17 января 1899 года премьера «Спящей красавицы» прошла в Москве с Л. А. Рославлевой[694] в роли Авроры. Постановщик спектакля, А. А. Горский[695], отказался что-либо менять в хореографии М. И. Петипа, отдавая ему тем самым дань уважения и восхищения.
Жизнь все расставила по своим местам: пережив несправедливые нападки на совместное с П. И. Чайковским творение, М. И. Петипа радовался признанию публики и критики, восхищению коллег. В «Спящей красавице» он достиг в своем творчестве вершины, хотя и в дальнейшем его ждало еще немало побед. Так уж случилось, что именно в этом балете Маэстро сумел полностью выразить свою эстетическую программу, от которой в дальнейшем не отступал. Выбранный им путь пролегал к симфонизации танца.
Глава XXVII. В преддверии заката
1890-е годы отмечены в истории русского балета как эпоха необычайного расцвета. И в значительной степени это заслуга Мариуса Ивановича Петипа, давно уже ставшего настоящим повелителем, в некотором смысле даже диктатором балета в России. А ведь он к этому времени уже перешагнул семидесятилетний рубеж, и, казалось бы, творческие силы в таком возрасте должны иссякать. Но они, напротив, как вспоминал С. Лифарь[696], «все прибывают и прибывают, и он открывает в себе новые живые источники, новые танцевальные сокровища, не останавливается на раз достигнутом, а продолжает искать новое и находить. Лучшие балеты Петипа создавал, когда приближался к семидесяти-восьмидесяти и даже девяноста годам своей долгой жизни»[697]. К этому высказыванию можно относиться по-разному: с одной стороны, впереди у хореографа было еще немало побед, но с другой — творческая вершина осталась позади.
24 июля 1892 года «Петербургская газета» сообщила читателям, что М. И. Петипа с начала сезона приступает к постановке нового двухактного балета «Щелкунчик», музыку к которому написал П. И. Чайковский. Но этому помешали непредвиденные обстоятельства: знаменитый хореограф заболел, и постановщиком спектакля был назначен второй балетмейстер Мариинского театра Л. И. Иванов.
И вот здесь начались трудности. Изначально возможности этого постановщика были предельно ограничены, он должен был, сочиняя танцы, следовать «советам и указаниям балетмейстера М. И. Петипа»[698]. Но в том-то и дело, что советы и указания Маэстро, как и весь его подробный сценарий, написанный по известной сказке Э. Гофмана[699] в обработке А. Дюма[700], никак не сочетались с музыкой Чайковского к этому балету. Так уж сложилось, что и для самого композитора эта работа оказалась чрезвычайно трудной.

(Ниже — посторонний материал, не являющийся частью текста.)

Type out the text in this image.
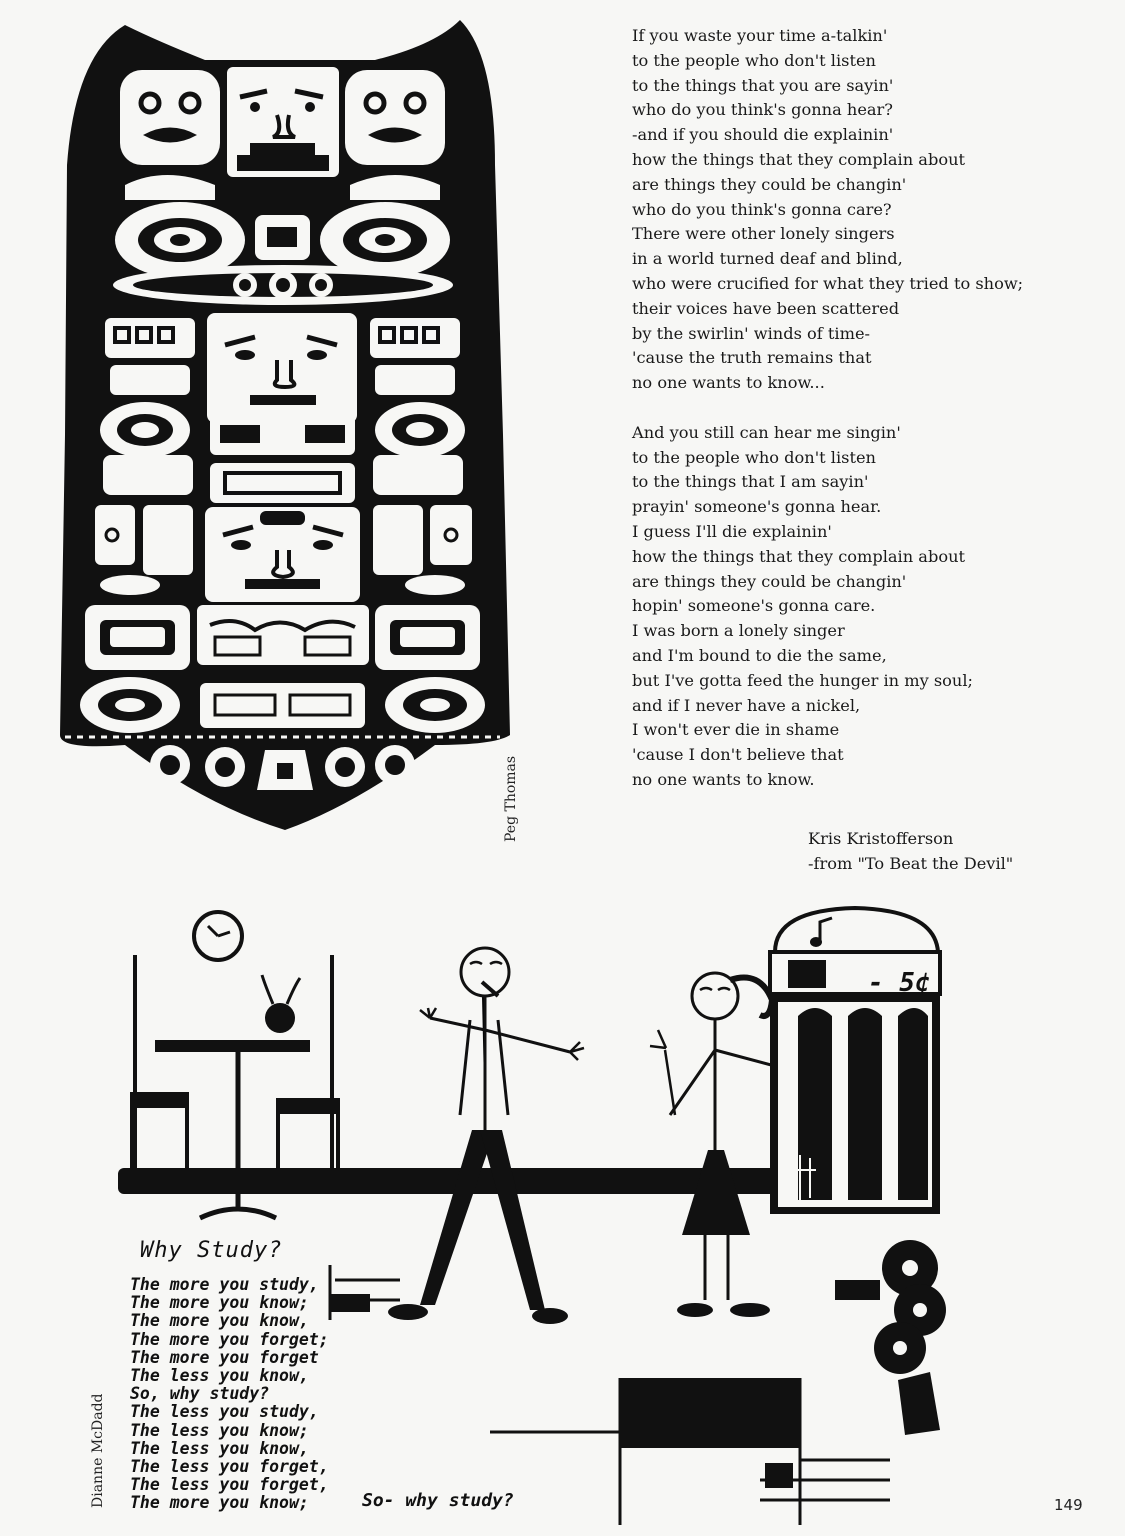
If you waste your time a-talkin'
to the people who don't listen
to the things that you are sayin'
who do you think's gonna hear?
-and if you should die explainin'
how the things that they complain about
are things they could be changin'
who do you think's gonna care?
There were other lonely singers
in a world turned deaf and blind,
who were crucified for what they tried to show;
their voices have been scattered
by the swirlin' winds of time-
'cause the truth remains that
no one wants to know...
And you still can hear me singin'
to the people who don't listen
to the things that I am sayin'
prayin' someone's gonna hear.
I guess I'll die explainin'
how the things that they complain about
are things they could be changin'
hopin' someone's gonna care.
I was born a lonely singer
and I'm bound to die the same,
but I've gotta feed the hunger in my soul;
and if I never have a nickel,
I won't ever die in shame
'cause I don't believe that
no one wants to know.
Kris Kristofferson
-from "To Beat the Devil"
Peg Thomas
Dianne McDadd
- 5¢
Why Study?
The more you study,
The more you know;
The more you know,
The more you forget;
The more you forget
The less you know,
So, why study?
The less you study,
The less you know;
The less you know,
The less you forget,
The less you forget,
The more you know;	So- why study?	149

Что касается сценариев Всеволожского и Петипа к балетам «Спящая красавица» и «Щелкунчик», то в основе обоих лежала одна и та же идея — борьба добра и зла. Разница состояла в том, что в «Спящей красавице» тема излагалась в последовательном нарастании, а в «Щелкунчике» она не получала ни развития, ни завершения. Почему в итоге хореография «Щелкунчика» (поставленного не М. И. Петипа, а Л. И. Ивановым) не получила должной оценки? В этом постарался разобраться балетмейстер Ф. В. Лопухов, обратившийся к балетмейстерской экспликации[701] Мариуса Ивановича. Согласно признанию Лопухова, он «всегда хотел понять мастера Петипа… Сохранившиеся записи по „Щелкунчику“ приоткрывают его душу… Что за причина заставила Петипа отказаться от постановки превосходной музыки Чайковского, к которой, кстати, тоже нельзя подходить со старыми музыкальными мерками? Попытаюсь дать этому свое объяснение…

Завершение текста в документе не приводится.